Monday, July 21, 2008

Adventures in firmware development: You learn something new everyday

Ethernet and TCP/IP, the core technologies for the internet, have been around long enough that typically you plug things in and they "just work." So I have been pretty puzzled the last couple weeks trying to figure out why this little Ethernet development kit I'm working with had a 30 second delay on initial start up. Internally, I could see the controller thought everything was up and running, it just didn't see any packets even though the link and data lights would light up.

I contacted technical support for the board and they couldn't reproduce the problem. Hmm. I hate those kinds of issues. After a number of messages back and forth, we found that I was going through the corporate router and they used direct connections to their test PCs. I changed my configuration to talk directly to my PC and the problem went away. Well, this was a step in the right direction.

So, the next step was to talk to our network admin to see if he had any ideas. He immediately remembered a configuration parameter called PortFast on our switches that by default was disabled.

PortFast is an option on Cisco switches to turn STP, short for Spanning Tree Protocol, on and off. I'd never heard of it before but this is what I learned: when you have multiple switches, routers and hubs on a network, it is possible to create a physical loop. Without STP, a physical loop can cause each router to forward packets to the other, ad infinitum, flooding a network with an increasing number of identical packets leading to a non-responsive network. It's basically a DOS attack on yourself. STP is something implemented by switches to detect physical loops so they can filter problematic packets, eliminating the cascades that can take down a network.

STP has five steps it goes through, two of which take approximately 15 seconds each. This is where my delay came from. When you have something plugged into a switch that you know cannot create a physical loop, you can enable PortFast. This bypasses these two steps, changing the start up time from around 30 seconds to almost instant.

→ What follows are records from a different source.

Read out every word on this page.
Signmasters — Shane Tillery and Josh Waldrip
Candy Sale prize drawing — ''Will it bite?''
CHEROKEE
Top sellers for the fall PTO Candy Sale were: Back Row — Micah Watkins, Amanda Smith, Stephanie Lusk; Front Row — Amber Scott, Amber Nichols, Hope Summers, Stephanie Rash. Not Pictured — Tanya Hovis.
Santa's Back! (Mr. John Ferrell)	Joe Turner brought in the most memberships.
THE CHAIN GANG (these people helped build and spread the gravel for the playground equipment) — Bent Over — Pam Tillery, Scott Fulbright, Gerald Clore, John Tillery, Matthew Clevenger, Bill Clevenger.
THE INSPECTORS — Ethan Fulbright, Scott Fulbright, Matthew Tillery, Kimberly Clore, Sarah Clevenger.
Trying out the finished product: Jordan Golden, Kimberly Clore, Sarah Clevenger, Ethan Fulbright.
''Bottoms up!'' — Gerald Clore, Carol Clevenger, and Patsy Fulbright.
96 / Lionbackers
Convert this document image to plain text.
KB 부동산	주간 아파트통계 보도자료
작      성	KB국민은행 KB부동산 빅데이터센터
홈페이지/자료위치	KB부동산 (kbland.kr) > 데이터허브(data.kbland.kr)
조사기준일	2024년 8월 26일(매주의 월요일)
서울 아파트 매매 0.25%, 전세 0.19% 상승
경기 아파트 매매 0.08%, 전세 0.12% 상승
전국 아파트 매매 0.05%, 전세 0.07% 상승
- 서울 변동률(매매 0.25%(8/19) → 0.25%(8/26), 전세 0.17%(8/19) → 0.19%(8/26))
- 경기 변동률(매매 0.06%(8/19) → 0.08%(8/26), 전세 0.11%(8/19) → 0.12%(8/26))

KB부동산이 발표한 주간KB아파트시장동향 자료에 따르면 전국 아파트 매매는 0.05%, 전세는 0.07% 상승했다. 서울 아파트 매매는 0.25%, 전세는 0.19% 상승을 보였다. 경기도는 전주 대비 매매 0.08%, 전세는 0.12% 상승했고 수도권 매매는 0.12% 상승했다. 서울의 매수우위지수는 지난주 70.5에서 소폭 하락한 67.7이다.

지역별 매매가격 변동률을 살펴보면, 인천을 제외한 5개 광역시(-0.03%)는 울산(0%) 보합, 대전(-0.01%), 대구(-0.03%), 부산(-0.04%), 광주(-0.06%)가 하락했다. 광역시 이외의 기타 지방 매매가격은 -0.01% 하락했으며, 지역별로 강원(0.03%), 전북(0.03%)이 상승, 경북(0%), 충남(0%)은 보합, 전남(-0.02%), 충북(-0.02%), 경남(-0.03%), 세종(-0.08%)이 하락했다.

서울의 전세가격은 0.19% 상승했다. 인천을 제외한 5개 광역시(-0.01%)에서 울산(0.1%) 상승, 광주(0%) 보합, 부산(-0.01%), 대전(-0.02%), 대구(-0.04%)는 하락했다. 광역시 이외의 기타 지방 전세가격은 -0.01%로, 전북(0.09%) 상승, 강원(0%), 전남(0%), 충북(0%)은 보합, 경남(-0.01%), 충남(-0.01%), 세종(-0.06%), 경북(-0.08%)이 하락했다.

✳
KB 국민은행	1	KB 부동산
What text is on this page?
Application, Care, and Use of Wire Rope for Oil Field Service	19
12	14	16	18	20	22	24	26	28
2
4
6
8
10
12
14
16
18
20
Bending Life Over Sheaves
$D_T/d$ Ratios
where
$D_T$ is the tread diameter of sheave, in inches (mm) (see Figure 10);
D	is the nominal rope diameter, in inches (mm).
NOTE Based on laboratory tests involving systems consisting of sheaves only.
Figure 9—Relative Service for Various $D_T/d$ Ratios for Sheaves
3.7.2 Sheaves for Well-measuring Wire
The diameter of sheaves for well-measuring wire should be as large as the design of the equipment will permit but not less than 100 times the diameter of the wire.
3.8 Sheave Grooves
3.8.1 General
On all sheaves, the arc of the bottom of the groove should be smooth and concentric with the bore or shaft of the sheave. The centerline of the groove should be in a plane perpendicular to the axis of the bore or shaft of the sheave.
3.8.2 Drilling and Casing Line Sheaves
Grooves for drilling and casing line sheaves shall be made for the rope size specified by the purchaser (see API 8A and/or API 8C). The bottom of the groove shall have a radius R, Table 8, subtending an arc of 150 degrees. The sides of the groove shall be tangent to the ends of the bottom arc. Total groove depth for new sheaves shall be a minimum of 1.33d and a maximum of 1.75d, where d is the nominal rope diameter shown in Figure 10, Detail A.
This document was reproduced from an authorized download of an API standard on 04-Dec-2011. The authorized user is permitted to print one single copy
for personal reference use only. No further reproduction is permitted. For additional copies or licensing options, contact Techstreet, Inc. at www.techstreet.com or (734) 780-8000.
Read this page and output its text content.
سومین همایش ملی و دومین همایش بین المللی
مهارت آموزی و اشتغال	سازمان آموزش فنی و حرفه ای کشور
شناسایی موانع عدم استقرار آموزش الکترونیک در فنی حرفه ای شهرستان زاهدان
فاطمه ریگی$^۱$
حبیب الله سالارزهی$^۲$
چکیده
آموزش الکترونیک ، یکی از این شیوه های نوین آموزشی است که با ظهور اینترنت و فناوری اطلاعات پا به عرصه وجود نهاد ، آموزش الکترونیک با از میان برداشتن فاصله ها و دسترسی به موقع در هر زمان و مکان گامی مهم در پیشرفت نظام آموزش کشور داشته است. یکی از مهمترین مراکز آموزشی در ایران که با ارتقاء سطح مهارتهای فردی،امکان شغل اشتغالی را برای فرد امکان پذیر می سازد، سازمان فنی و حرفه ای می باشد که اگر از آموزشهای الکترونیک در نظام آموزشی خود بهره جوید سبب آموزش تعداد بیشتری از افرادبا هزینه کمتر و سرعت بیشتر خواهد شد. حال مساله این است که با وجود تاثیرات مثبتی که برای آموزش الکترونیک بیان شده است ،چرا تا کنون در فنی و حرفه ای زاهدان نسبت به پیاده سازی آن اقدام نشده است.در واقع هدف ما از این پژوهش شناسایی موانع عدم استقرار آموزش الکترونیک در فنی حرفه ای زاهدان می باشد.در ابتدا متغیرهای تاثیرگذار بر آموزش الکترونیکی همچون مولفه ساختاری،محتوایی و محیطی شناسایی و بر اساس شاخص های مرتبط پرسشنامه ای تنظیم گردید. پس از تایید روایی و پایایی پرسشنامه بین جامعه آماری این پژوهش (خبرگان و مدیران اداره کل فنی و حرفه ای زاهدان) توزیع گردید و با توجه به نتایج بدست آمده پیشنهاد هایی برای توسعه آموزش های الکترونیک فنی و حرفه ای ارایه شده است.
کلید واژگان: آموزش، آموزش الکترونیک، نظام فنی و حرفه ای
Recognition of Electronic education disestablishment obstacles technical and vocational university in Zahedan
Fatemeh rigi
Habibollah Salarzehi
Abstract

The network admin hasn't had a chance to change this setting, but in a number of tests, I'm almost certain this is the problem I was having. I can reliably set things up to keep the router from knowing the board has reset. When I do this, it restarts in a few seconds; the expected behavior. In the end, the problem had nothing to do with the new board and everything to do with the existing router. It happens all the time with my PC too, it's just that the computer takes long enough to boot that the network has finished its protocol negotiation by the time the computer is ready to go.